Spiridon ne paye pas de mine : paisible berger qui mène paître son troupeau sur les coteaux escarpés de sa Grèce natale, il vit seul avec sa mère, simplement. Au loin dans la vallée, il voit les travaux pour les prochaines Olympiades qui se dérouleront à Athènes en 1896 prendre forme. Quelle excitation ! Il paraît qu’un Français du nom de Pierre de Coubertin a décidé de réveiller l’esprit olympique ! Spiridon n’ose même pas imaginer qu’il portera les couleurs de son pays, jusqu’au jour où il part faire son service militaire, et que ses talents de coureur sautent aux yeux de sa hiérarchie. Le jeune berger parviendra-t-il à défendre l’honneur de son pays dans la discipline reine qu’est le marathon ?
La course à pied se prête très bien au roman d’initiation. Les difficultés de l’entraînement, le rythme haletant de la course… tous les éléments du récit participent à l’identification. On suit le parcours de Spiridon depuis ses montagnes au grand stade d’Athènes en courant à sa hauteur, accrochés à son souffle, on souffre avec lui sous le soleil écrasant de l’été 1896. Ce court roman est suivi par un petit dossier documentaire sur l’évolution des Jeux olympiques de l’Antiquité à nos jours. L’ensemble est très agréable à lire, très accessible même pour des jeunes lecteurs qui se reconnaîtront dans personnage historique de Spiridon Louys : humble, un peu naïf, mais très courageux.

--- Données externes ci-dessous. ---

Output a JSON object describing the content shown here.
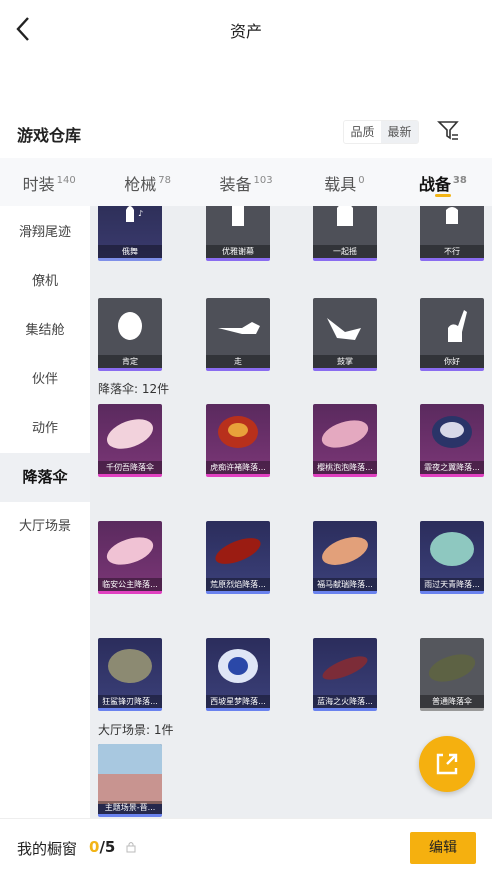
{
  "header": {
    "title": "资产"
  },
  "warehouse": {
    "title": "游戏仓库",
    "sort": [
      "品质",
      "最新"
    ]
  },
  "tabs": [
    {
      "label": "时装",
      "count": "140"
    },
    {
      "label": "枪械",
      "count": "78"
    },
    {
      "label": "装备",
      "count": "103"
    },
    {
      "label": "载具",
      "count": "0"
    },
    {
      "label": "战备",
      "count": "38"
    }
  ],
  "sidebar": [
    "滑翔尾迹",
    "僚机",
    "集结舱",
    "伙伴",
    "动作",
    "降落伞",
    "大厅场景"
  ],
  "sections": {
    "emotes_partial": [
      "俄舞",
      "优雅谢幕",
      "一起摇",
      "不行"
    ],
    "emotes": [
      "肯定",
      "走",
      "鼓掌",
      "你好"
    ],
    "parachute": {
      "title": "降落伞: 12件",
      "items": [
        "千仞吾降落伞",
        "虎痴许褚降落...",
        "樱桃泡泡降落...",
        "霏夜之翼降落...",
        "临安公主降落...",
        "荒原烈焰降落...",
        "福马献瑞降落...",
        "雨过天青降落...",
        "狂鲨锋刃降落...",
        "西坡星梦降落...",
        "蓝海之火降落...",
        "普通降落伞"
      ]
    },
    "lobby": {
      "title": "大厅场景: 1件",
      "items": [
        "主题场景-晋..."
      ]
    }
  },
  "bottom": {
    "label": "我的橱窗",
    "count_current": "0",
    "count_total": "/5",
    "edit_label": "编辑"
  },
  "colors": {
    "accent": "#f5b00f",
    "active_tab_underline": "#f2b417"
  }
}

Il fut un temps où George Sand signait ses lettres de son doux prénom de baptême, Aurore. Un temps où Marcel Proust faisait des fautes d’orthographe et où Gustave Flaubert baillait d’ennui au fond de sa classe au lycée. Ce temps, celui de l’enfance et de l’adolescence, nous est livré comme capturé dans les lettres envoyées par ceux qui deviendront les grands noms de l’écriture. Certains ne savaient pas encore quelle serait leur destinée, comme Marcel Aymé qui ne s’intéresse qu’à commander une boîte à compas pour Noël quand il s’adresse à sa sœur. D’autres le devinent déjà un peu : Freud conseille à son meilleur ami de conserver ses lettres, des fois qu’il deviendrait célèbre. Charles Baudelaire et Paul Verlaine envoient tous deux leurs premiers vers à leur idole Victor Hugo pour se conforter dans la voie de la poésie qu’ils s’apprêtent à embrasser. Pour la plupart, ils racontent, entre les lignes, le quotidien d’une jeunesse qui ne change pas tant que ça avec les années et les siècles : quand on est jeune, on s’ennuie en classe, on a soif de liberté, on espère que l’avenir nous révélera au monde.

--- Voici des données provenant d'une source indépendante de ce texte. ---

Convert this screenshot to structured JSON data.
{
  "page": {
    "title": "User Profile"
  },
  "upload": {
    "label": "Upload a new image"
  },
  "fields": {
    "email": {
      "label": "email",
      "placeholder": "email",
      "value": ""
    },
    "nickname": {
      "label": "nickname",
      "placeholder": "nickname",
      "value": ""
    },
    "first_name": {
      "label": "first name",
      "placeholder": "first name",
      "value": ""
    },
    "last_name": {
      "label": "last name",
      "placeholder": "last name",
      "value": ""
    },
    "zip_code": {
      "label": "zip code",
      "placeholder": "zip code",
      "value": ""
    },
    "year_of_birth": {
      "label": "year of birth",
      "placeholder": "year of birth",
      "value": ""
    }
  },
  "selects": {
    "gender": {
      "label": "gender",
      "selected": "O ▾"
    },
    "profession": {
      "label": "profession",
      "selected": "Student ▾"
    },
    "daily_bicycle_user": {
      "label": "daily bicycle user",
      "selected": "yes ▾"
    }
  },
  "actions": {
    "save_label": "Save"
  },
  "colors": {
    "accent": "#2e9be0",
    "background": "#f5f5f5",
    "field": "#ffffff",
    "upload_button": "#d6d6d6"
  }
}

Ce recueil de correspondance offre un très beau moment de lecture. Qu’il est touchant d’imaginer les écoliers appliqués qui ont rédigé de leur plume ces petits mots destinés à leurs parents ou à leurs camarades ! Bien sûr, le grand écrivain sommeille déjà dans la plupart des textes qui ont été compilés par Marie-Ange Spire. Ils sont drôles, poétiques, impétueux… c’est un vrai plaisir que de lire ces écrivains en devenir. Le « carnet de lecture » qui suit les lettres, sans être assommant, m’enthousiasme un peu moins, sûrement parce qu’il rappelle la portée « scolaire » de ce recueil. La quatrième de couverture explique en effet que la correspondance des grands auteurs permet de mieux comprendre leur œuvre. Pas sûr que ce soit la principale force de ce livre. Certaines des lettres sont de véritables bijoux d’écriture en elles-mêmes, sans qu’on ait besoin d’y chercher la trace d’une référence historique ou littéraire qui viendrait éclairer l’œuvre d’un grand écrivain (par ailleurs encore inconnue du lecteur). Ce recueil a cette qualité rare qu’il donne envie de lire, et aussi envie d’écrire, ce qui est déjà un très beau cadeau à faire aux jeunes gens qui le découvriront.
Quelques pas de plus…
Nous avons déjà chroniqué des ouvrages d’Agnès Laroche (Dans les yeux d’un loup et On a rien vu venir).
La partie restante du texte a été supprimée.